The fifth day in the life of the Head of Digital Access and Web Services at Montana State University Libraries. Based on tweets in chronological order.

  • 8:35am. AM check of email & twitter. My annual review is today at 2:30pm. Should be a good conversation with the deans. #libday4
  • 9:15am. Filling out monthly summary leave reports. Have a block of time before annual review. Need to stay in office & close door. #libday4
  • 10:58am. Email faculty re: feedback on tenure document revisions due noon on Mon. Reading draft of 3-5 year strategic plan for lib. #libday4
  • 11:09am. Quick visit w/team member re: moving architectural drawings app into production.

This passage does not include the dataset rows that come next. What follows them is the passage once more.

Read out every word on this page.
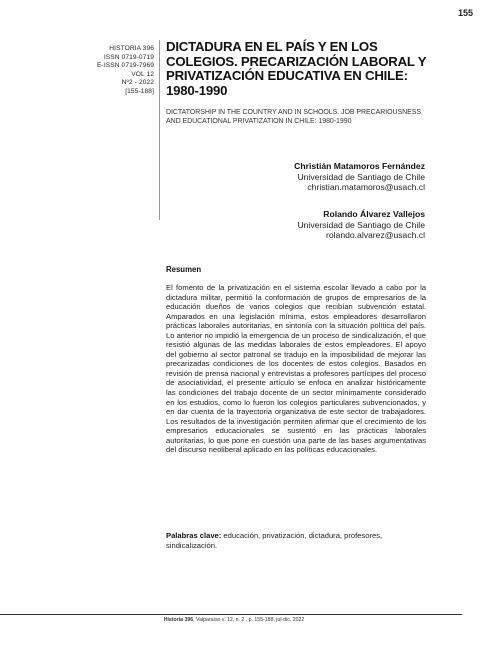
155
HISTORIA 396
ISSN 0719-0719
E-ISSN 0719-7969
VOL 12
Nº2 - 2022
[155-188]
DICTADURA EN EL PAÍS Y EN LOS COLEGIOS. PRECARIZACIÓN LABORAL Y PRIVATIZACIÓN EDUCATIVA EN CHILE: 1980-1990

DICTATORSHIP IN THE COUNTRY AND IN SCHOOLS. JOB PRECARIOUSNESS AND EDUCATIONAL PRIVATIZATION IN CHILE: 1980-1990

Christián Matamoros Fernández
Universidad de Santiago de Chile
christian.matamoros@usach.cl
Rolando Álvarez Vallejos
Universidad de Santiago de Chile
rolando.alvarez@usach.cl
Resumen

El fomento de la privatización en el sistema escolar llevado a cabo por la dictadura militar, permitió la conformación de grupos de empresarios de la educación dueños de varios colegios que recibían subvención estatal. Amparados en una legislación mínima, estos empleadores desarrollaron prácticas laborales autoritarias, en sintonía con la situación política del país. Lo anterior no impidió la emergencia de un proceso de sindicalización, el que resistió algunas de las medidas laborales de estos empleadores. El apoyo del gobierno al sector patronal se tradujo en la imposibilidad de mejorar las precarizadas condiciones de los docentes de estos colegios. Basados en revisión de prensa nacional y entrevistas a profesores partícipes del proceso de asociatividad, el presente artículo se enfoca en analizar históricamente las condiciones del trabajo docente de un sector mínimamente considerado en los estudios, como lo fueron los colegios particulares subvencionados, y en dar cuenta de la trayectoria organizativa de este sector de trabajadores. Los resultados de la investigación permiten afirmar que el crecimiento de los empresarios educacionales se sustentó en las prácticas laborales autoritarias, lo que pone en cuestión una parte de las bases argumentativas del discurso neoliberal aplicado en las políticas educacionales.

Palabras clave: educación, privatización, dictadura, profesores, sindicalización.

Historia 396, Valparaíso v. 12, n. 2 , p. 155-188, jul-dic. 2022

Performing code audit and moving it up. #libday4
  • 1pm. Heading to lunch. Answered a quick Infotoday #cil2010 email re: javascript workshop. http://bit.ly/bLQEf5 #libday4
  • 2:17pm. Excited by opps for DAWS team in strategic plan. Digitization, archiving, web services… Heading to annual review. #libday4
  • 3:30pm. Good review. Now meeting w/range science faculty re: U of Idaho participation in MSU range science DB. http://bit.ly/9nneBb #libday4
  • 4:50pm. Joy 2 meet faculty that geeks out over pictures of grass you digitized. Collab w/U of Idaho looks promising. Weekend. End #libday4.

Ahh, the fifth and final installment… LibraryWeekintheLife… It was a Friday which is usually an open day for me. Time to think about week, start on some projects, prepare for next week. It also a day where some admin duties get finished. The morning was mostly about taking advantage of some free time to talk to team members, audit some code before making it live, and preparing for my annual review. The review was a good conversation about where my work is heading and how the team can help the library in the next year. Nice surprise at the end of the day as a range science professor was giddy to see some of the Hormay collection digital objects. It always helps to see someone genuinely excited about your work. There are times when you wonder who’s going to find this stuff valuable. More people do than you know… It also looks like there may be some funding for the range science project. Great to see as we did the initial metadata, DB and app design, and conversion pro bono. The theory was: if we show them something of value, we would be able to look for funding with next iteration. Worked out this time.